Die Ausstellung umfasste ein gewaltiges
kulturhistorisches Panorama von 7000 Jahren Zivilisationsgeschichte und
zeichnete anhand ausgewählter archäologischer Funde die wichtigsten
Entwicklungsphasen dieses uralten Kulturraums nach. Die ältesten Objekte -
zwei Tonfigurinen aus dem 7. und 6. vorchristlichen Jahrtausend -
markieren einen entscheidenden Wendepunkt der Menschheitsgeschichte: die
sogenannte "neolithische Revolution", in deren Verlauf die steinzeitlichen
Jäger und Sammler in weiten Gebieten des Nahen Ostens sesshaft wurden, um
Viehzucht und Ackerbau zu betreiben. Die darauffolgenden technologischen
Neuerungen und zivilisatorischen Leistungen der Bronze- und Eisenzeit wurden in
der Ausstellung in repräsentativ zusammengestellten Objektgruppen wie den
Chloritgefäßen aus
Shahdad, den Keramiken aus Marlik
Tepe, den berühmten
Bronzen aus
Luristan, den Edelmetall- und Elfenbeinfunden aus Ziwiye und
Hasanlu sichtbar.
In der Antike entwickelte sich das Perserreich zu
einem Vielvölkerstaat von bis dahin nicht gekannten Ausmaßen. Bereits
Kyros dem Großen gelang es, die überkommenen Ordnungsstrukturen des
gesamten Vorderen Orients neu zu gestalten und die Achaimenidendynastie
(558-330 v. Chr.) zum mächtigsten Fürstengeschlecht seiner Zeit zu machen.

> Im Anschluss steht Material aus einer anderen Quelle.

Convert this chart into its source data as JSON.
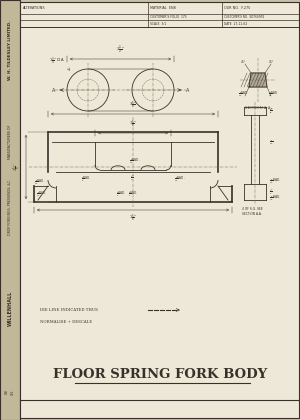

In ihren monumentalen Hauptstädten
Persepolis, Susa und Parsagadae
versammelten die persischen Großkönige sagenhafte Reichtümer - in der
Ausstellung waren es vor allem die prunkvollen Silber- und Goldgefäße, die
diese höfische Repräsentationskunst beispielhaft demonstrierten.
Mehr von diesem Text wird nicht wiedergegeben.